Aku pun memasuki mobilku dan meninggalkan mas Rehan. entah bagaimana cara ku menjelaskan, rupanya dia tidak juga mengerti, betapa sakit nya hatiku pada perlakuan mereka dahulu?
Apa dia tidak bisa menyadari nya?
Aku benar benar tidak habis pikir! dan mengapa juga dia harus kembali berada disini?
padahal sudah bagus dulu mereka pindah jauh dari sini.
Mobil terus melaju membelah jalanan, hingga aku baru teringat, bahwa aku masih menghukum warga desa. di mana dulu aku tinggal. Ya, aku belum mengembalikan sertifikat mereka. .
Aku sudah tidak ingin menerima uang dari mereka.
aku akan kembalikan segera.
Sesampainya aku di rumah......
"Ih, kok pulang pulang muka nya di tekuk begitu?" tanya kak Sindi yang tengah menyantap buah.

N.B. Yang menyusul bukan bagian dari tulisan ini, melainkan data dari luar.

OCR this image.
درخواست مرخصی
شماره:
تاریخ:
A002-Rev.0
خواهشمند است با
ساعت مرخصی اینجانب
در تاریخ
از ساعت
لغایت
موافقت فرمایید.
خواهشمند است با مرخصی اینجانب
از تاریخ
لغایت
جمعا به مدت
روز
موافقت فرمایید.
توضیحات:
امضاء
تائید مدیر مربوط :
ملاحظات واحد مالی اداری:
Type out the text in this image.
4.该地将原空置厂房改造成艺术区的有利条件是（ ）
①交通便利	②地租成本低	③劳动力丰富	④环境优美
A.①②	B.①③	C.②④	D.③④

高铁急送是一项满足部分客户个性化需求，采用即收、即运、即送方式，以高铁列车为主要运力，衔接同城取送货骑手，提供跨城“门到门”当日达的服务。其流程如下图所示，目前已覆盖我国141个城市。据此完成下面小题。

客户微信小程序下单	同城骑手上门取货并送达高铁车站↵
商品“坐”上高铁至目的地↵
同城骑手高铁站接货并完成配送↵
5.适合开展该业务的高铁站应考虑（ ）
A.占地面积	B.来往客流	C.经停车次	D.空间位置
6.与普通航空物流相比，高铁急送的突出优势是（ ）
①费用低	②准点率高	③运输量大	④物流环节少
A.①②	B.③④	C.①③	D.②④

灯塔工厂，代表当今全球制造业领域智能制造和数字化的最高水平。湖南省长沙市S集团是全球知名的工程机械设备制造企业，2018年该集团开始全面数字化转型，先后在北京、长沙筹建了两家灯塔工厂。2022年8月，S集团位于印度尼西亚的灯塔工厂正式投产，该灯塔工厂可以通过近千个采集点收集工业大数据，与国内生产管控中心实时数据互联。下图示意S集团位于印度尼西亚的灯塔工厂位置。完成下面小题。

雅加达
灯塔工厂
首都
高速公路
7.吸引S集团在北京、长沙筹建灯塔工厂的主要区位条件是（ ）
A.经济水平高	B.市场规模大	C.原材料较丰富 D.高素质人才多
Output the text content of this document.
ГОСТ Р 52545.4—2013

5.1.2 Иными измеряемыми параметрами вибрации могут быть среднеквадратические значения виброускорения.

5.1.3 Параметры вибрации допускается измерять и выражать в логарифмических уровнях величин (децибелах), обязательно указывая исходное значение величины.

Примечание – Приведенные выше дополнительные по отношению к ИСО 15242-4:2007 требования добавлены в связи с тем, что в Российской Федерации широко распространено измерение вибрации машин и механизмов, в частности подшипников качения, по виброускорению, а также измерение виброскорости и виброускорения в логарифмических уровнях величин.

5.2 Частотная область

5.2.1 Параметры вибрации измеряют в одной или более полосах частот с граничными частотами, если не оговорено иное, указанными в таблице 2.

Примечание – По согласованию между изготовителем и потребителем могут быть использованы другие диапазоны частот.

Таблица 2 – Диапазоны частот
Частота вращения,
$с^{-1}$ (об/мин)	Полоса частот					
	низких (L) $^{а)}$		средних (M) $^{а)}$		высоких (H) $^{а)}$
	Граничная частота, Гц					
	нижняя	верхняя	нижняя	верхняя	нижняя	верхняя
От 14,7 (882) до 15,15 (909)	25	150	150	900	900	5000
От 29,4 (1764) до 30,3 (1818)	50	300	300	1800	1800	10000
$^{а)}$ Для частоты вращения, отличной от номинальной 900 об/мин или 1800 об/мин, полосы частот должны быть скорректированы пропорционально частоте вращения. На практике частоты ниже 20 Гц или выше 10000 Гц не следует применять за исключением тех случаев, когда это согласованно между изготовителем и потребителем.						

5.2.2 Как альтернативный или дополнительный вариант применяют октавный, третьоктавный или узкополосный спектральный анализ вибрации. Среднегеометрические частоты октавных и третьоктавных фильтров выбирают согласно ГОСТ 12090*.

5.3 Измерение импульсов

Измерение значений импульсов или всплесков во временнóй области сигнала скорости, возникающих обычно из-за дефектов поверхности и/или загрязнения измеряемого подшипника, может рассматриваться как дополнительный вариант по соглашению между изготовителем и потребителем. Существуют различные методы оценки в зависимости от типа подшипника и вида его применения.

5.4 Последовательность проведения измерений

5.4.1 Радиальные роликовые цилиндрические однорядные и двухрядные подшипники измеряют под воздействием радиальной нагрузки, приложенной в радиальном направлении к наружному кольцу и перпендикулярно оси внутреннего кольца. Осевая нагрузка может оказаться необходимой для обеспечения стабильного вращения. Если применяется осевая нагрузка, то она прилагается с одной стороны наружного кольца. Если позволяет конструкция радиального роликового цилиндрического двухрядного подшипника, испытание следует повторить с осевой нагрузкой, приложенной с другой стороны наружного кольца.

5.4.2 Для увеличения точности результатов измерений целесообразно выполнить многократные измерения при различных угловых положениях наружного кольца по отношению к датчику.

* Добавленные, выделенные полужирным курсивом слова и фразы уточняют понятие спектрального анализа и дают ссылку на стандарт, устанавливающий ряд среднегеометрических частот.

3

"Lagi BT aja kak" jawabku.
"Kenapa? ada masalah di resto?" ucapnya.
"Bukan masalah resto, tapi, masalah mas Rehan" jawabku yang seketika membuat kak Sindi tersedak.
"Apa, Rehan?" ucapnya.
"Ya" jawabku.
"Bukankah mereka sudah pindah rumah ya? mengapa tiba tiba ada disini?" ucapnya.
"Mana ku tahu, yang jelas aku bertemu dengan nya di resto ku tadi, dan dia malah mengajak ku menikah" jawabku.
"Apa, dia mengajak kamu menikah?" ucap nya.
"Ya, gila kan" jawabku.
"Benar benar, apa dia tidak bisa berpikir?" ucapnya.
"Entah lah kak, Aku benar benar pusing di buatnya!" jawabku.
"Tapi, apa kamu masih memiliki perasaan pada Rehan? maaf, tapi, sejauh yang kakak tahu? Cinta pertama itu sangat sulit di lupakan" ucapnya.
"Kakak benar, Dia adalah cinta pertama ku, dia yang telah memperkenalkan cinta padaku, dia yang telah membuatku sejenak berpikir. aku adalah wanita yang paling beruntung, sebelum akhirnya? Dia membuktikan bahwa aku tidak pantas mencintai nya. karna, Harta yang di pandang oleh kedua orang tuanya, hanya akan menekan ku sepanjang hidupku" jawabku.
"Kakak setuju, kakak juga sudah tidak setuju jika kamu kembali pada dia, bukan karna dia bukan lelaki yang baik, hanya saja. dia tidak memiliki pendirian, dia mudah terhasut oleh orang lain" ucap kak Sindi.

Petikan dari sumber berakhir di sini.